Obiettivamente parlando, dopo Primavera Silenziosa di Rachel Carson (1962)  The population Bomb di Paul Ehrlich (1968) e I limiti della crescita dei coniugi Meadows e Jorgen Randers (1972), la cultura ambientalista non si è arricchita di altre opere che possano essere annoverate tra i grandi classici dell’ecologia, anche perché, da pensiero sostanzialmente ‘unitario’ che era ancora negli anni Settanta, si è gradualmente scisso in correnti riformiste e radicali, dallo sviluppo sostenibile di cui si fanno paladine anche le megacorporation più inquinanti del pianeta fino alla decrescita o addirittura all’anarcoprimitivismo. 

Oramai, il degrado ecologico preconizzato dallo scienza si è fatto manifesto, solo i sofisti e i cialtroni della peggior specie (categorie spesso coincidenti) possono continuare a negarlo. Rispetto agli anni Settanta, quando ancora si poteva evitare di andare a sbattere contro il muro (o era possibile se non altro contenere al massimo i danni), oggi invece lo scontro è inevitabile, e ci si divide tra chi spera in un ridimensionamento non troppo drastico del benessere attuale e chi, come il buon Ugo Bardi, paventa un radicale ‘tracollo di Seneca’. In questa nuova fase, i vecchi scienziati-Cassandre, più che replicare sdegnati agli increduli ‘ve l’avevamo detto!’, non possono fare.

John Michael Greer, noto nell’ambiente semplicemente come ‘l’arcidruido’ per via delle sue convinzioni neopagane (di cui, a titolo di cronaca, non fa proselitismo nel libro che andiamo ad esaminare), con La lunga discesa. Una guida per la fine dell’età industriale si è cimentato in un’opera ideale per quello che potremmo chiamare, per usare un’espressione alla moda, ecologismo 2.0. Infatti, dopo una lunga prolusione in stile ‘picchista’, nelle sezioni successive affronta il delicato tema del superamento della cultura antropocentrica, riflette sulle forme dell’azione politica ma suggerisce anche alcuni rimedi pratici per vivere al meglio nella società deindustrializzata dove l’abbondanza energetica è un caro ricordo (lo sapevate, ad esempio, che gli alternatori delle automobili possono essere riutilizzati virtuosamente per produrre elettricità?), analizzando le civiltà del passato alla ricerca di insegnamenti utili e ammonimenti per il futuro. Se vi sentite pigri e volete un opera che sia un ‘pacchetto completo’ comprendente tutte le principali questioni ecologiche e le strategie di adattamento, allora quest’opera fa sicuramente al caso vostro.

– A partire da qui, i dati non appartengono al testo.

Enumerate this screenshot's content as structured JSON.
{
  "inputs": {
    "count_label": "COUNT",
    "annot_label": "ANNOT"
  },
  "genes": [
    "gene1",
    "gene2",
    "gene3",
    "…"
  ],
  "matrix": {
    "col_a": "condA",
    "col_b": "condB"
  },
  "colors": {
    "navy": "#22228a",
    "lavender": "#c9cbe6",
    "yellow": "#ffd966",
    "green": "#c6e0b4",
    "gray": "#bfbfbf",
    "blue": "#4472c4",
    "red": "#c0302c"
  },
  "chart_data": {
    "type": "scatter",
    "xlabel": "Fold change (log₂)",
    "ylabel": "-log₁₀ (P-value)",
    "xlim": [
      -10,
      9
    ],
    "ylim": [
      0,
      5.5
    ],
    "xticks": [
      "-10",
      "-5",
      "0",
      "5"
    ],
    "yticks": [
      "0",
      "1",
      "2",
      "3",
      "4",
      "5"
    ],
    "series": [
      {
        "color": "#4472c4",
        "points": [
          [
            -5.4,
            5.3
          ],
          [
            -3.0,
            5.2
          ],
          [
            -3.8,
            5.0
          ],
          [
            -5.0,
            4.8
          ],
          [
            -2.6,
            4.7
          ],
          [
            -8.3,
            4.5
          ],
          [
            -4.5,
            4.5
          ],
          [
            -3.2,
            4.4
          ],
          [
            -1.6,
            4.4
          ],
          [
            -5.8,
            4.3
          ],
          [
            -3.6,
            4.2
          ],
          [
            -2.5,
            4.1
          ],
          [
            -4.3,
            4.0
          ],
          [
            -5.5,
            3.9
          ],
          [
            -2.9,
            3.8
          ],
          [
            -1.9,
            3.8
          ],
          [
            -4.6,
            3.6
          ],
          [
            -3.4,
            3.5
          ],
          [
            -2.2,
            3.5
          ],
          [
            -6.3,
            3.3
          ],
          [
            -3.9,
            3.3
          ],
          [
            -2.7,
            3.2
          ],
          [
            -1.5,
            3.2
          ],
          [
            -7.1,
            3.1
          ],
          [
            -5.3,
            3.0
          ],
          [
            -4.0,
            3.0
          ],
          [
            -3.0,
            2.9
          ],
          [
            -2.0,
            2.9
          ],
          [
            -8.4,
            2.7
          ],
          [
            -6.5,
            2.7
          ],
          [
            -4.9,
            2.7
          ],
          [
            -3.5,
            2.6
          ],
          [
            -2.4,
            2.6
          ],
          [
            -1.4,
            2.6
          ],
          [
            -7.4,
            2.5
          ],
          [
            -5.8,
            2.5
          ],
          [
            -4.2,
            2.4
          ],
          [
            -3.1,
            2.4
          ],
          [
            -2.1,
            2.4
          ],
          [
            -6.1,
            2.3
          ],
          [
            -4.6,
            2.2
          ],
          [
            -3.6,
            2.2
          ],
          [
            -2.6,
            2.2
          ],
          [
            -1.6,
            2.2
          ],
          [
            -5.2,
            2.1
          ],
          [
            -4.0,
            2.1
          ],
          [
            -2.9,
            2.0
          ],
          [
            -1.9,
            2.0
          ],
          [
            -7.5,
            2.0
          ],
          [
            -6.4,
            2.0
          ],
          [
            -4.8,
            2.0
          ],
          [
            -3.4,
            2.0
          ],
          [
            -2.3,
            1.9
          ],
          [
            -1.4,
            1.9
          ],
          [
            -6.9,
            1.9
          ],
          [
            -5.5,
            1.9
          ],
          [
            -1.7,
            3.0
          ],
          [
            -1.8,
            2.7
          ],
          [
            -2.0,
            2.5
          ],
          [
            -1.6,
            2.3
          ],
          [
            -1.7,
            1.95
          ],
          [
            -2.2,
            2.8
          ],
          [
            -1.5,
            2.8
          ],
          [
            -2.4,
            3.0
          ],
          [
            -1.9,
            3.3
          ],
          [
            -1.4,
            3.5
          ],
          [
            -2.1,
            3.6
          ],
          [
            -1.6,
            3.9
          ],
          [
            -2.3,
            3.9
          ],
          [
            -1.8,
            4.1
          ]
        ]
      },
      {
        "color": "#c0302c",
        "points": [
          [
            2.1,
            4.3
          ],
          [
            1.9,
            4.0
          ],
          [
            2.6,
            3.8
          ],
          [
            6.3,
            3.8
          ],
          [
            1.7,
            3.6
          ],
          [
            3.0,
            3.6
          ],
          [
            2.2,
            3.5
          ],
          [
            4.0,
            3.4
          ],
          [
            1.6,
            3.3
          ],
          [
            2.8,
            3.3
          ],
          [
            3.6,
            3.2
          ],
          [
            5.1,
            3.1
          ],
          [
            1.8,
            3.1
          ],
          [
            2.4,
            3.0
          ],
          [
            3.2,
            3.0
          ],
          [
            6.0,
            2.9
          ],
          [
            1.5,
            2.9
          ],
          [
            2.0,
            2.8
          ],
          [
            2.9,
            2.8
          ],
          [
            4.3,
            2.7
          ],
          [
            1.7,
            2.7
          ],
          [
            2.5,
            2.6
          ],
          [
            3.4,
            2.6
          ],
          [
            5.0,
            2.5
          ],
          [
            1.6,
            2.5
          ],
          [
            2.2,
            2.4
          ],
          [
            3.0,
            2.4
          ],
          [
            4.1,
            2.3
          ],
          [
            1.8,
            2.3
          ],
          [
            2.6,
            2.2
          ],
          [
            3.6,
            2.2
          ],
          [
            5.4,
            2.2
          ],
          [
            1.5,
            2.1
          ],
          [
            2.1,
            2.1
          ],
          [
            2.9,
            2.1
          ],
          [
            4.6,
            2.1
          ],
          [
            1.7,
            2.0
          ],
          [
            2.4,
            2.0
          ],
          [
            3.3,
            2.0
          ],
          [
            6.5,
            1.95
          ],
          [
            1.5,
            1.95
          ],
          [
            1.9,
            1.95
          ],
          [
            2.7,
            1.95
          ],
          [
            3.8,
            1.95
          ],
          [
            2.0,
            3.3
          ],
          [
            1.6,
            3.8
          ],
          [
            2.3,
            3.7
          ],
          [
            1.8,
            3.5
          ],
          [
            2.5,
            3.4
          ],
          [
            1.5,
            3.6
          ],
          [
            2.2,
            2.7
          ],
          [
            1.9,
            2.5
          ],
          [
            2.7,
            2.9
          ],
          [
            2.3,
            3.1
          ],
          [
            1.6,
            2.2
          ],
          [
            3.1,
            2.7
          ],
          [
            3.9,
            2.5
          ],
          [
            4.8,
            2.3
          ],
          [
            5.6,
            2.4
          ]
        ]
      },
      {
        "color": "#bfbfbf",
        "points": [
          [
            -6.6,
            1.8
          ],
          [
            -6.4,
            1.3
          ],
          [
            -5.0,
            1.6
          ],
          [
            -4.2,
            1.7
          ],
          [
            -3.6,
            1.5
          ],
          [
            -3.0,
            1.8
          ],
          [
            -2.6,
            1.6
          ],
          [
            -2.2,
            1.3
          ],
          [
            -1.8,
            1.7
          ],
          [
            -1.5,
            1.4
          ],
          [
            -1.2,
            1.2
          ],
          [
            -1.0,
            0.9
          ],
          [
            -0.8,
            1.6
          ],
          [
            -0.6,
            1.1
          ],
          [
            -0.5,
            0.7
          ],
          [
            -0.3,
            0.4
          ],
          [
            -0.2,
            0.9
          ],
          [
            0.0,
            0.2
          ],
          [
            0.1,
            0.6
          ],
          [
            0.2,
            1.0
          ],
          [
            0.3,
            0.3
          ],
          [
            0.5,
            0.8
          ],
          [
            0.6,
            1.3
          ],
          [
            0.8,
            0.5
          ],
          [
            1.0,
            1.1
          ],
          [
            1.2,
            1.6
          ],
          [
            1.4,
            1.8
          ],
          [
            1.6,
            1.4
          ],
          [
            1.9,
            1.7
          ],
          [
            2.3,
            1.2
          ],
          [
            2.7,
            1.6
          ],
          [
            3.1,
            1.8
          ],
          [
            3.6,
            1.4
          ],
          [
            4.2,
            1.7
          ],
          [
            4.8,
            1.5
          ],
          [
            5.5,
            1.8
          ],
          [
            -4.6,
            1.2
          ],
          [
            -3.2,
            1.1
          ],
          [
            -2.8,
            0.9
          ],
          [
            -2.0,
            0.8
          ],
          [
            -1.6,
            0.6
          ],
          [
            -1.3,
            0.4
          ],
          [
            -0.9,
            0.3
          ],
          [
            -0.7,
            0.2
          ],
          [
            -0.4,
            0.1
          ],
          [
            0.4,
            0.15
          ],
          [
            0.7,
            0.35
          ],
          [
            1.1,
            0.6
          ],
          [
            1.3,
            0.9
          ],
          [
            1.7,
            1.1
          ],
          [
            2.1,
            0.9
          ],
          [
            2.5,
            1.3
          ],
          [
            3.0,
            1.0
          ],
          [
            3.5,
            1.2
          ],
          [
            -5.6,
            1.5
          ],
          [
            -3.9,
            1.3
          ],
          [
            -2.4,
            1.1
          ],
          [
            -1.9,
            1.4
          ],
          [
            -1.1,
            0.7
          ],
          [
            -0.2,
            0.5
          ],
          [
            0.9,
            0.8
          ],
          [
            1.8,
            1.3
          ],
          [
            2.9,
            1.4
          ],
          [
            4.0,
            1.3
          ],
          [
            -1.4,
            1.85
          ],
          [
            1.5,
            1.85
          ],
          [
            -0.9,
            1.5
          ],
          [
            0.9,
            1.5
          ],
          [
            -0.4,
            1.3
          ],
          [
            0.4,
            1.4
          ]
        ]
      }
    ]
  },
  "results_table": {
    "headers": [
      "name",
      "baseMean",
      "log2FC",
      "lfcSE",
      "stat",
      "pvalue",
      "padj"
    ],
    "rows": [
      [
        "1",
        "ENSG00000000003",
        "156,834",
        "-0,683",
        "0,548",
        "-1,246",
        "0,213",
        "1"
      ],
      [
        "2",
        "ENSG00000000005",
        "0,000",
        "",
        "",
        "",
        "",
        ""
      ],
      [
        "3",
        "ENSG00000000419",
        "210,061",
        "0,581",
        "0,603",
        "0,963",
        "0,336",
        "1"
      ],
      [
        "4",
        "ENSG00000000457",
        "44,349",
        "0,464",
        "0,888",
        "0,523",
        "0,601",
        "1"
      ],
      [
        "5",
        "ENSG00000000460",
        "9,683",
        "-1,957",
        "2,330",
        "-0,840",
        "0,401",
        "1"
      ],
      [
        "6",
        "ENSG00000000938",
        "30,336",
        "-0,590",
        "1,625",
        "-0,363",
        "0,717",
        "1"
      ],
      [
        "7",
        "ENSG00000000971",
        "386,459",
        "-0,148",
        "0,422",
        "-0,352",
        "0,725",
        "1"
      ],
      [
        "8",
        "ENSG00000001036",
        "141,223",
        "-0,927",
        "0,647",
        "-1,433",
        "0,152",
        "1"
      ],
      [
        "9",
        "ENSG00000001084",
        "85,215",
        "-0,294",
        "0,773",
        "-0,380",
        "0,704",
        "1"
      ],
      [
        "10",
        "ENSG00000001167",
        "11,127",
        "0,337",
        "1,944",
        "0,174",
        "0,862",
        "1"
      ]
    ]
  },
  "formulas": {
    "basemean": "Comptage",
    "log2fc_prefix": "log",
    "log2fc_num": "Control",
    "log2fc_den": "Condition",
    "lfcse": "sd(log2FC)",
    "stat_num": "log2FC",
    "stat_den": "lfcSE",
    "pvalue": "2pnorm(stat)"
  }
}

Infatti, in un’epoca in cui il ‘solito’ libro del Club di Roma appare oramai scontato e fuori tempo massimo mentre i tanti profeti del survivalismo post-apocalottico puzzano di fuffa post-fricchettona, Greer fonde il rigore dello scienziato con la profondità spirituale del mistico nell’approcciare il delicato tema del ‘collaso catabolico’ (rimando a un articolo dell’Arcidruido tradotto su Effetto Cassandra per i dettagli), ben sapendo che affrontarlo richiede una mutazione antropologica e non una semplice transizione tecnologica. Prima di lui, forse solo Donella Meadows è stata capace di unire insieme così bene razionalità e spiritualità.

Pensando poi all’attuale pandemia globale provocata dal Coronavirus, Greer suona per certi versi profetico, e non perché accampa improbabili ipotesi complottistiche su di una possibile guerra biologica. Per usare le sue parole, “anche il collasso è un’opzione.Il fatto che non sia l’opzione che preferiamo non fa nulla per renderla meno probabile”. Come stiamo constatando tuttora, se non ti proponi di attuare importanti cambiamenti sistemici, essi finiscono per verificarsi da sé. Il Covid-19, ad esempio, sta brandendo a pezzi la complessa quanto delicata architettura della globalizzazione neoliberista, ripristinando rigide frontiere, riesumando l’ingerenza dello stato nell’economia, abbattendo le emissioni inquinanti, proponendo a suo modo il tema della riconversione economica e agevolando lo smantellamento dell’industria delle fossili (la continua deflazione è foriera di fallimenti a catena nel settore degli idrocarburi). 

Insomma, l’alternativa non è tra Business As Usual e utopia ecologica, bensì tra un mondo dove si possano conciliare ancora istanze di libertà con le esigenze della biosfera e uno dove si finisce vittime degli eventi, dove lo ‘stato di eccezione’ ben descritto da Giorgio Agamben assurge a normale paradigma di governo e, si direbbe, la Natura cerca con le maniere spicce di rimediare ai tentennamenti degli umani.